Серена не одобрила намерений подруги и настояла, чтобы Дейрдре остановилась у нее.
– Я думаю, нам есть о чем поговорить, – подмигнув, сказала она.
После обеда, оставив мужчин за портвейном в столовой, дамы уединились в гардеробной хозяйки.
– Вероятно, ты сочтешь мои поступки непоследовательными, – начала наконец Дейрдре, видя, что Серена решила предоставить ей первое слово. – Я и сама не могу тебе объяснить, потому что многого не понимаю, – ответила Дейрдре с полной искренностью. – Мне казалось, я знаю разницу между тем, что хорошо и что плохо. Теперь я уже в этом не уверена. Как я могу быть судьей того, чего не понимаю? Могу сказать только, что Энглси – самые добрые люди из всех, кого я знаю, и считаю несправедливым, что с леди Чар так безобразно обращаются в обществе. Это самое гнусное лицемерие, какое только можно вообразить. Я уже не считаю, что знаю ответы на все вопросы, и думаю, что, возможно, я ошибалась и во многом другом.
В голосе Дейрдре было нечто такое, что заставило Серену замолчать. Она внимательно выслушала подругу, а затем сказала мягко:
– Например, в своем отчиме?
– Возможно. Дети различают только черное и белое. Я никогда не пыталась его понять. А теперь слишком поздно. Я знаю, что он не был счастлив ни с нами, ни без нас. Но... Как я любила его! Нет, пока еще я не могу его простить. – Дейрдре помолчала, а затем добавила: – А теперь расскажи мне о себе и своей семье.

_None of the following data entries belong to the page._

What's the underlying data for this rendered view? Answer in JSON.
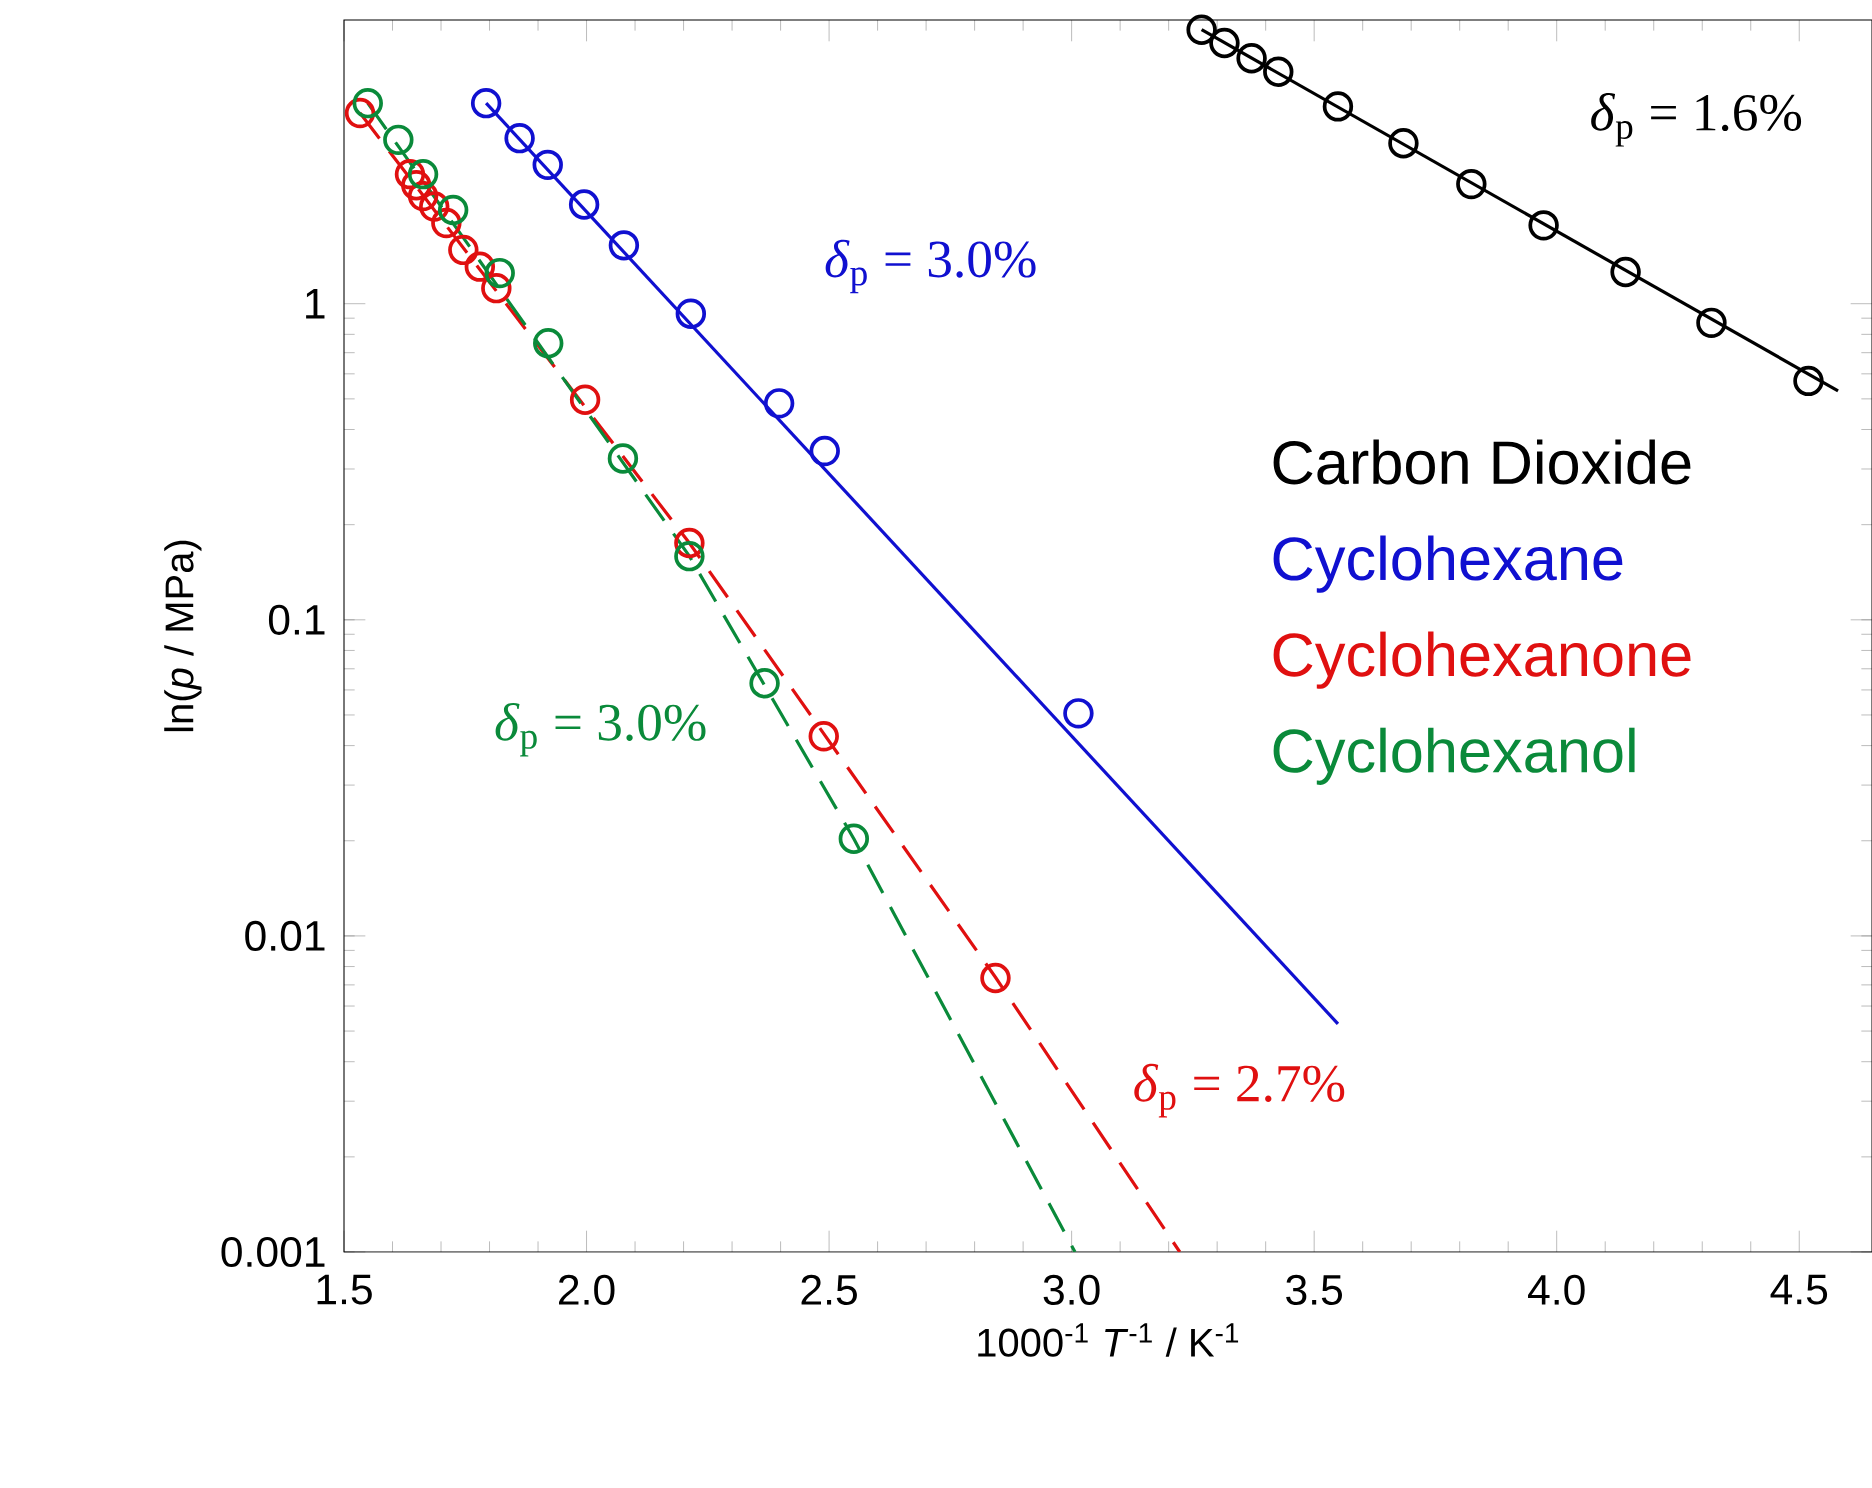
{
  "chart_data": {
    "type": "scatter",
    "xlabel": "1000$^{-1}$ *T*$^{-1}$ / K$^{-1}$",
    "ylabel": "ln(*p* / MPa)",
    "xlim": [
      1.5,
      4.65
    ],
    "ylim": [
      0.001,
      7.9
    ],
    "log": "y",
    "xticks": [
      1.5,
      {
        "value": 2,
        "label": "2.0"
      },
      2.5,
      {
        "value": 3,
        "label": "3.0"
      },
      3.5,
      {
        "value": 4,
        "label": "4.0"
      },
      4.5
    ],
    "yticks": [
      0.001,
      0.01,
      0.1,
      1
    ],
    "legend": "right",
    "grid": false,
    "series": [
      {
        "name": "Carbon Dioxide",
        "marker": "circle",
        "color": "#000000",
        "x": [
          3.268,
          3.315,
          3.371,
          3.426,
          3.549,
          3.684,
          3.824,
          3.973,
          4.142,
          4.319,
          4.519
        ],
        "values": [
          7.36,
          6.68,
          5.98,
          5.42,
          4.21,
          3.22,
          2.39,
          1.77,
          1.26,
          0.87,
          0.57
        ]
      },
      {
        "name": "Cyclohexane",
        "marker": "circle",
        "color": "#1010d0",
        "x": [
          1.793,
          1.862,
          1.92,
          1.995,
          2.077,
          2.215,
          2.397,
          2.491,
          3.014
        ],
        "values": [
          4.31,
          3.34,
          2.75,
          2.06,
          1.53,
          0.93,
          0.484,
          0.342,
          0.0506
        ]
      },
      {
        "name": "Cyclohexanone",
        "marker": "circle",
        "color": "#e01010",
        "x": [
          1.533,
          1.636,
          1.649,
          1.663,
          1.686,
          1.711,
          1.746,
          1.78,
          1.814,
          1.997,
          2.212,
          2.489,
          2.843
        ],
        "values": [
          4.01,
          2.57,
          2.37,
          2.19,
          2.03,
          1.8,
          1.48,
          1.31,
          1.12,
          0.497,
          0.175,
          0.0428,
          0.00736
        ]
      },
      {
        "name": "Cyclohexanol",
        "marker": "circle",
        "color": "#0a8a3a",
        "x": [
          1.549,
          1.612,
          1.663,
          1.725,
          1.821,
          1.921,
          2.075,
          2.212,
          2.367,
          2.551
        ],
        "values": [
          4.31,
          3.3,
          2.57,
          1.98,
          1.25,
          0.75,
          0.324,
          0.159,
          0.063,
          0.0203
        ]
      },
      {
        "type": "line",
        "marker": "none",
        "color": "#000000",
        "line_style": "solid",
        "x": [
          3.268,
          4.58
        ],
        "values": [
          7.36,
          0.53
        ]
      },
      {
        "type": "line",
        "marker": "none",
        "color": "#1010d0",
        "line_style": "solid",
        "x": [
          1.793,
          3.549
        ],
        "values": [
          4.31,
          0.00527
        ]
      },
      {
        "type": "line",
        "marker": "none",
        "color": "#e01010",
        "line_style": "dashed",
        "x": [
          1.533,
          2.212,
          2.843,
          3.223
        ],
        "values": [
          4.01,
          0.175,
          0.0074,
          0.001
        ]
      },
      {
        "type": "line",
        "marker": "none",
        "color": "#0a8a3a",
        "line_style": "dashed",
        "x": [
          1.549,
          2.212,
          2.551,
          3.007
        ],
        "values": [
          4.31,
          0.159,
          0.0203,
          0.001
        ]
      }
    ],
    "annotations": [
      "*δ*$_{p}$ = 1.6%",
      "*δ*$_{p}$ = 3.0%",
      "*δ*$_{p}$ = 2.7%",
      "*δ*$_{p}$ = 3.0%"
    ]
  }
}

Арман стал торопить Дейрдре с переездом в Белмонт, а она готова была откладывать их отъезд до бесконечности. Однако, как только решение было принято, Дейрдре покорилась своей несчастливой судьбе. Впрочем, она считала, что Арману не обязательно ехать с ней, и уговаривала его вернуться домой, в Марклифф. Однако Арман был непоколебим в своем упорстве. Он говорил, что решил покончить со всеми глупостями, что дал своему опекуну слово следовать его указаниям, изложенным в письме.

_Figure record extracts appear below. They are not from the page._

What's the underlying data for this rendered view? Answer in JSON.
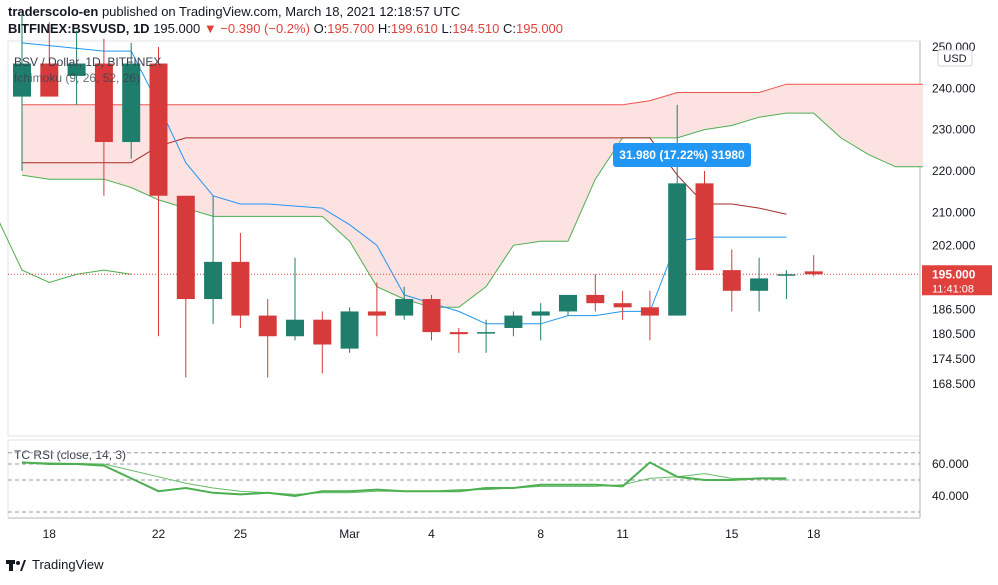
{
  "header": {
    "user": "traderscolo-en",
    "published_text": "published on TradingView.com, March 18, 2021 12:18:57 UTC",
    "symbol_line": "BITFINEX:BSVUSD, 1D",
    "last": "195.000",
    "change": "▼ −0.390 (−0.2%)",
    "o_label": "O:",
    "o_val": "195.700",
    "h_label": "H:",
    "h_val": "199.610",
    "l_label": "L:",
    "l_val": "194.510",
    "c_label": "C:",
    "c_val": "195.000"
  },
  "legend": {
    "pair": "BSV / Dollar, 1D, BITFINEX",
    "ichimoku": "Ichimoku (9, 26, 52, 26)",
    "rsi": "TC RSI (close, 14, 3)"
  },
  "price_axis": {
    "labels": [
      "250.000",
      "240.000",
      "230.000",
      "220.000",
      "210.000",
      "202.000",
      "186.500",
      "180.500",
      "174.500",
      "168.500"
    ],
    "unit": "USD",
    "current_price": "195.000",
    "countdown": "11:41:08"
  },
  "rsi_axis": {
    "labels": [
      "60.000",
      "40.000"
    ]
  },
  "x_axis": {
    "labels": [
      {
        "day": 6,
        "text": "18"
      },
      {
        "day": 10,
        "text": "22"
      },
      {
        "day": 13,
        "text": "25"
      },
      {
        "day": 17,
        "text": "Mar"
      },
      {
        "day": 20,
        "text": "4"
      },
      {
        "day": 24,
        "text": "8"
      },
      {
        "day": 27,
        "text": "11"
      },
      {
        "day": 31,
        "text": "15"
      },
      {
        "day": 34,
        "text": "18"
      }
    ]
  },
  "measure_label": "31.980 (17.22%) 31980",
  "colors": {
    "up": "#1f7d6b",
    "down": "#d63a3a",
    "tenkan": "#2196f3",
    "kijun": "#a52a2a",
    "span_a": "#4caf50",
    "span_b": "#ef5350",
    "cloud": "#fde2e2",
    "rsi": "#4caf50",
    "label_bg": "#e0413d",
    "measure_bg": "#2196f3"
  },
  "footer": {
    "brand": "TradingView"
  },
  "chart_data": {
    "type": "candlestick",
    "title": "BSV / Dollar, 1D, BITFINEX",
    "x_unit": "day index (0 = Feb 12, 2021)",
    "candles": [
      {
        "d": 0,
        "o": 238,
        "h": 258,
        "l": 220,
        "c": 246
      },
      {
        "d": 1,
        "o": 246,
        "h": 256,
        "l": 238,
        "c": 238
      },
      {
        "d": 2,
        "o": 243,
        "h": 254,
        "l": 236,
        "c": 246
      },
      {
        "d": 3,
        "o": 246,
        "h": 252,
        "l": 214,
        "c": 227
      },
      {
        "d": 4,
        "o": 227,
        "h": 251,
        "l": 223,
        "c": 246
      },
      {
        "d": 5,
        "o": 246,
        "h": 250,
        "l": 180,
        "c": 214
      },
      {
        "d": 6,
        "o": 214,
        "h": 214,
        "l": 170,
        "c": 189
      },
      {
        "d": 7,
        "o": 189,
        "h": 214,
        "l": 183,
        "c": 198
      },
      {
        "d": 8,
        "o": 198,
        "h": 205,
        "l": 182,
        "c": 185
      },
      {
        "d": 9,
        "o": 185,
        "h": 189,
        "l": 170,
        "c": 180
      },
      {
        "d": 10,
        "o": 180,
        "h": 199,
        "l": 179,
        "c": 184
      },
      {
        "d": 11,
        "o": 184,
        "h": 186,
        "l": 171,
        "c": 178
      },
      {
        "d": 12,
        "o": 177,
        "h": 187,
        "l": 176,
        "c": 186
      },
      {
        "d": 13,
        "o": 186,
        "h": 193,
        "l": 180,
        "c": 185
      },
      {
        "d": 14,
        "o": 185,
        "h": 192,
        "l": 184,
        "c": 189
      },
      {
        "d": 15,
        "o": 189,
        "h": 190,
        "l": 179,
        "c": 181
      },
      {
        "d": 16,
        "o": 181,
        "h": 182,
        "l": 176,
        "c": 180.5
      },
      {
        "d": 17,
        "o": 181,
        "h": 184,
        "l": 176,
        "c": 181
      },
      {
        "d": 18,
        "o": 182,
        "h": 186,
        "l": 180,
        "c": 185
      },
      {
        "d": 19,
        "o": 185,
        "h": 188,
        "l": 179,
        "c": 186
      },
      {
        "d": 20,
        "o": 186,
        "h": 190,
        "l": 185,
        "c": 190
      },
      {
        "d": 21,
        "o": 190,
        "h": 195,
        "l": 186,
        "c": 188
      },
      {
        "d": 22,
        "o": 188,
        "h": 191,
        "l": 184,
        "c": 187
      },
      {
        "d": 23,
        "o": 187,
        "h": 191,
        "l": 179,
        "c": 185
      },
      {
        "d": 24,
        "o": 185,
        "h": 236,
        "l": 185,
        "c": 217
      },
      {
        "d": 25,
        "o": 217,
        "h": 220,
        "l": 196,
        "c": 196
      },
      {
        "d": 26,
        "o": 196,
        "h": 201,
        "l": 186,
        "c": 191
      },
      {
        "d": 27,
        "o": 191,
        "h": 199,
        "l": 186,
        "c": 194
      },
      {
        "d": 28,
        "o": 195,
        "h": 196,
        "l": 189,
        "c": 195
      },
      {
        "d": 29,
        "o": 195.7,
        "h": 199.61,
        "l": 194.51,
        "c": 195
      }
    ],
    "tenkan": [
      [
        0,
        251
      ],
      [
        3,
        249
      ],
      [
        4,
        249
      ],
      [
        5,
        236
      ],
      [
        6,
        222
      ],
      [
        7,
        214
      ],
      [
        8,
        212
      ],
      [
        9,
        212
      ],
      [
        11,
        211
      ],
      [
        12,
        207
      ],
      [
        13,
        202
      ],
      [
        14,
        190
      ],
      [
        15,
        188
      ],
      [
        16,
        186
      ],
      [
        17,
        183
      ],
      [
        18,
        183
      ],
      [
        19,
        183
      ],
      [
        20,
        185
      ],
      [
        21,
        185
      ],
      [
        22,
        186
      ],
      [
        23,
        186
      ],
      [
        24,
        203
      ],
      [
        25,
        204
      ],
      [
        26,
        204
      ],
      [
        27,
        204
      ],
      [
        28,
        204
      ]
    ],
    "kijun": [
      [
        0,
        222
      ],
      [
        4,
        222
      ],
      [
        5,
        226
      ],
      [
        6,
        228
      ],
      [
        7,
        228
      ],
      [
        8,
        228
      ],
      [
        22,
        228
      ],
      [
        23,
        228
      ],
      [
        24,
        219
      ],
      [
        25,
        212
      ],
      [
        26,
        212
      ],
      [
        27,
        211
      ],
      [
        28,
        209.5
      ]
    ],
    "span_a": [
      [
        0,
        219
      ],
      [
        1,
        218
      ],
      [
        2,
        218
      ],
      [
        3,
        218
      ],
      [
        4,
        216
      ],
      [
        5,
        213
      ],
      [
        6,
        211
      ],
      [
        7,
        209
      ],
      [
        8,
        209
      ],
      [
        11,
        209
      ],
      [
        12,
        203
      ],
      [
        13,
        192
      ],
      [
        14,
        189
      ],
      [
        15,
        187
      ],
      [
        16,
        187
      ],
      [
        17,
        192
      ],
      [
        18,
        202
      ],
      [
        19,
        203
      ],
      [
        20,
        203
      ],
      [
        21,
        218
      ],
      [
        22,
        228
      ],
      [
        23,
        228
      ],
      [
        24,
        228
      ],
      [
        25,
        230
      ],
      [
        26,
        231
      ],
      [
        27,
        233
      ],
      [
        28,
        234
      ],
      [
        29,
        234
      ],
      [
        30,
        228
      ],
      [
        31,
        224
      ],
      [
        32,
        221
      ],
      [
        33,
        221
      ]
    ],
    "span_b": [
      [
        0,
        236
      ],
      [
        22,
        236
      ],
      [
        23,
        237
      ],
      [
        24,
        239
      ],
      [
        27,
        239
      ],
      [
        28,
        241
      ],
      [
        33,
        241
      ]
    ],
    "lagging_span": [
      [
        -1,
        210
      ],
      [
        0,
        196
      ],
      [
        1,
        193
      ],
      [
        2,
        195
      ],
      [
        3,
        196
      ],
      [
        4,
        195
      ]
    ],
    "rsi": [
      [
        0,
        61
      ],
      [
        1,
        60
      ],
      [
        2,
        60
      ],
      [
        3,
        59
      ],
      [
        4,
        51
      ],
      [
        5,
        43
      ],
      [
        6,
        45
      ],
      [
        7,
        42
      ],
      [
        8,
        41
      ],
      [
        9,
        42
      ],
      [
        10,
        40
      ],
      [
        11,
        43
      ],
      [
        12,
        43
      ],
      [
        13,
        44
      ],
      [
        14,
        43
      ],
      [
        15,
        43
      ],
      [
        16,
        43
      ],
      [
        17,
        45
      ],
      [
        18,
        45
      ],
      [
        19,
        47
      ],
      [
        20,
        47
      ],
      [
        21,
        47
      ],
      [
        22,
        46
      ],
      [
        23,
        61
      ],
      [
        24,
        52
      ],
      [
        25,
        50
      ],
      [
        26,
        50
      ],
      [
        27,
        51
      ],
      [
        28,
        51
      ]
    ],
    "rsi_signal": [
      [
        0,
        61
      ],
      [
        3,
        60
      ],
      [
        4,
        56
      ],
      [
        5,
        52
      ],
      [
        6,
        48
      ],
      [
        7,
        45
      ],
      [
        8,
        43
      ],
      [
        9,
        42
      ],
      [
        10,
        41
      ],
      [
        11,
        42
      ],
      [
        12,
        42
      ],
      [
        13,
        43
      ],
      [
        14,
        43
      ],
      [
        15,
        43
      ],
      [
        16,
        44
      ],
      [
        17,
        44
      ],
      [
        18,
        45
      ],
      [
        19,
        46
      ],
      [
        20,
        46
      ],
      [
        21,
        46
      ],
      [
        22,
        47
      ],
      [
        23,
        51
      ],
      [
        24,
        52
      ],
      [
        25,
        54
      ],
      [
        26,
        51
      ],
      [
        27,
        51
      ],
      [
        28,
        50
      ]
    ],
    "price_ylim": [
      164,
      252
    ],
    "rsi_ylim": [
      25,
      70
    ]
  }
}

Когда они выехали в Уорикшир в одной из карет Серены, Дейрдре гадала, имеет ли необычайная покорность Армана отношение к тому, что в Белмонте находится леди Каро. Дейрдре надеялась, что это не так, но опасалась худшего.
Карета остановилась неподалеку от въезда в Белмонт. Вокруг была такая темень, хоть глаз выколи. В доме светилось всего несколько окон, а массивные резные деревянные двери были крепко-накрепко заперты. Очевидно, в доме никого не ждали. Дейрдре и Арман вышли из кареты и, велев кучеру подождать, пересекли узкий, вымощенный булыжником мостик.
– Ты известила их о том, что мы прибываем сегодня? – спросил Арман, подозрительно глядя на огромные, покрытые царапинами ворота, преграждавшие им путь.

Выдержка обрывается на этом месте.